Banyak komen atau opini pasca pengumuman K-Rewards Maret oleh admin Kompasiana beberapa waktu yang lalu. Sebagai salah satu warga Kompasiana saya juga cukup terkesima dan dengan bahasa lain juga sedikit kecewa. Mengapa?
Ternyata eh ternyata serasa kemampuan diri menulis telah di titik puncak untuk mengerahkan segala daya memproduksi tulisan dengan cerita yang bombastis untuk menarik para pembaca dan juga tentunya mengejar titel lain yang bergengsi seperti artikel headline dan pilihan namun hasilnya belum menggembirakan baik secara keterbacaan maupun reward yang diterima.
Ternyata tujuan awal ini yang sebenarnya adalah jadi masalah!
Sebuah mindset yang terselewengkan dari tujuan mulia. Menulis adalah esensi, sebuah hal yang pokok, sebuah ideologi.
Layaknya sebuah ideologi maka menulis adalah sebuah hakikat dan didalamnya terkandung nilai-nilai kehidupan. Terjebak pada tujuan popularitas, maestro, pakar atau label lainnya membuat ideologi seorang penulis menjadi kabur dan kehilangan arah. Meskipun ganjaran akan sebuah karya tulis di beberapa negara maju adalah berada pada ruang yang maha tinggi dan sangat dihargai baik secara materi maupun non materil. Tidak perlu menampilkan siapa-siapa mereka yang dari karya tulisannya juga menghidupi bahkan menjadi jutawan dan milyarder.
Daripada melihat label jutawan atau milyarder (kerjaan bodoh menghitung rejeki orang lain) dan tentunya disanjung sebagai penulis hebat, saya terfokus kepada mereka dan mencari tahu mengapa bisa berlabel penulis yang hebat.
Apakah mereka adalah seorang yang secara ilmiah menciptakan formula khusus menjawab terhadap permasalahan-permasalahan hidup? Atau apakah mereka terlahir sebagai “seorang diri” dengan pemikiran “istimewa” dengan label “pencipta”? Istimewa karena sangat orisinil dengan pemikiran dan pengetahuan layaknya seorang professor dengan ide dan gagasan yang termutahir?
Pencipta hal atau benda yang benar-benar baru dan sama sekali belum ada manusia yang pernah membuatnya sebelumnya? Saya pastikan tidak! Tidak ada sama sekali, termasuk yang ngaku profesor siapapun di Kompasiana ini. "Macam betol aja!", aksen anak Medan menyebutkannya.
Banyak sekali tulisan atau buah karya menulis sekalipun dengan judul atau tema yang sama yang dilahirkan namun berbeda feedback atau tanggapan dari setiap pembaca.
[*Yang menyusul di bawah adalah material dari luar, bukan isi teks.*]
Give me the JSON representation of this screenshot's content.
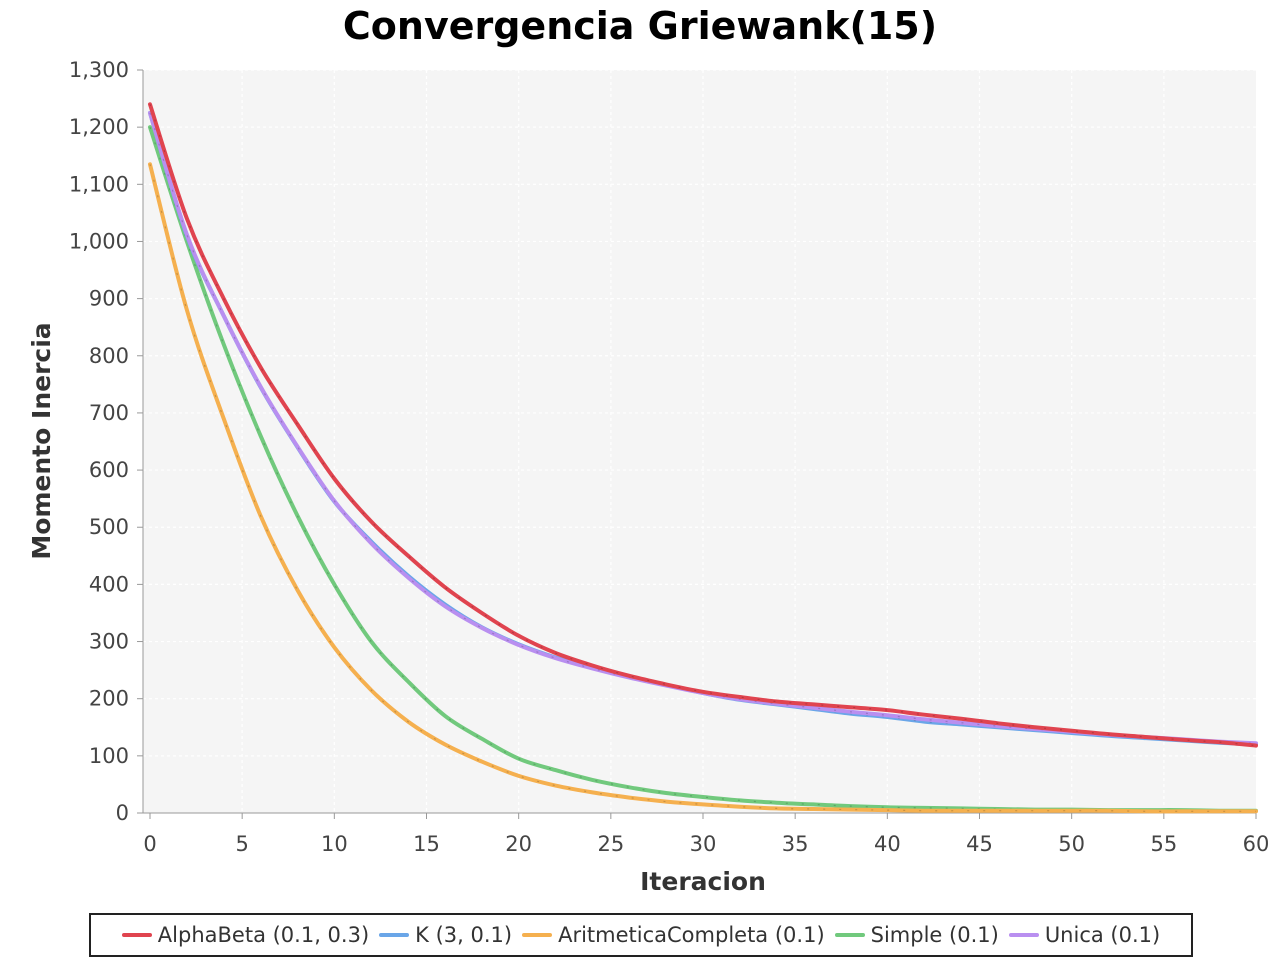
{
  "chart_data": {
    "type": "line",
    "title": "Convergencia Griewank(15)",
    "xlabel": "Iteracion",
    "ylabel": "Momento Inercia",
    "xlim": [
      0,
      60
    ],
    "ylim": [
      0,
      1300
    ],
    "x_ticks": [
      "0",
      "5",
      "10",
      "15",
      "20",
      "25",
      "30",
      "35",
      "40",
      "45",
      "50",
      "55",
      "60"
    ],
    "y_ticks": [
      "0",
      "100",
      "200",
      "300",
      "400",
      "500",
      "600",
      "700",
      "800",
      "900",
      "1,000",
      "1,100",
      "1,200",
      "1,300"
    ],
    "grid": true,
    "legend_position": "bottom",
    "x": [
      0,
      2,
      4,
      6,
      8,
      10,
      12,
      14,
      16,
      18,
      20,
      22,
      24,
      26,
      28,
      30,
      32,
      34,
      36,
      38,
      40,
      42,
      44,
      46,
      48,
      50,
      52,
      54,
      56,
      58,
      60
    ],
    "series": [
      {
        "name": "AlphaBeta (0.1, 0.3)",
        "color": "#e0444f",
        "values": [
          1240,
          1040,
          900,
          780,
          680,
          585,
          510,
          450,
          395,
          350,
          310,
          280,
          258,
          240,
          225,
          212,
          203,
          195,
          190,
          185,
          180,
          172,
          165,
          157,
          150,
          144,
          138,
          133,
          128,
          124,
          118
        ]
      },
      {
        "name": "K (3, 0.1)",
        "color": "#6aa6e8",
        "values": [
          1225,
          1010,
          870,
          745,
          640,
          545,
          475,
          415,
          365,
          325,
          295,
          272,
          254,
          238,
          224,
          210,
          198,
          190,
          182,
          174,
          168,
          160,
          155,
          150,
          145,
          140,
          135,
          131,
          127,
          123,
          120
        ]
      },
      {
        "name": "AritmeticaCompleta (0.1)",
        "color": "#f5b04f",
        "values": [
          1135,
          880,
          690,
          520,
          390,
          290,
          215,
          160,
          120,
          90,
          65,
          48,
          36,
          27,
          20,
          15,
          11,
          8,
          7,
          6,
          5,
          4,
          4,
          4,
          4,
          4,
          4,
          3,
          3,
          3,
          3
        ]
      },
      {
        "name": "Simple (0.1)",
        "color": "#71c97d",
        "values": [
          1200,
          1000,
          820,
          660,
          520,
          400,
          300,
          230,
          170,
          130,
          95,
          75,
          58,
          45,
          35,
          28,
          22,
          18,
          15,
          12,
          10,
          9,
          8,
          7,
          6,
          6,
          5,
          5,
          5,
          4,
          4
        ]
      },
      {
        "name": "Unica (0.1)",
        "color": "#b98ff0",
        "values": [
          1225,
          1012,
          870,
          746,
          641,
          546,
          472,
          412,
          362,
          324,
          294,
          271,
          253,
          237,
          223,
          210,
          199,
          191,
          184,
          177,
          171,
          164,
          158,
          152,
          147,
          142,
          137,
          133,
          129,
          125,
          122
        ]
      }
    ]
  }
}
Beberapa kesempatan bila membaca setiap headline atau artikel utama yang terpampang di Kompasiana, yang bila saya atau anda menilainya akan berbeda pendapat atau “rasa” yang akan kita dapatkan. Bahkan pada banyak artikel yang saya baca isinya juga biasa-biasa saja, kuno, bahkan (maaf) basi.
Pikiran berkata saya juga bisa membuat topik yang serupa. Fakta berbicara artikel tersebut adalah headline. Terlepas dari penilaian berikut parameter yang dibuat admin sebagai garda terdepan dan menjadi wasit untuk menilai sebuah tulisan di Kompasiana, bagi saya mungkin anda juga, akan terheran-heran mengapa jerih lelah pikiran atas tulisan yang dibuat tidak diganjar sama.
Lagi-lagi tulisan adalah sebuah esensi, ada rasa dan punya roh.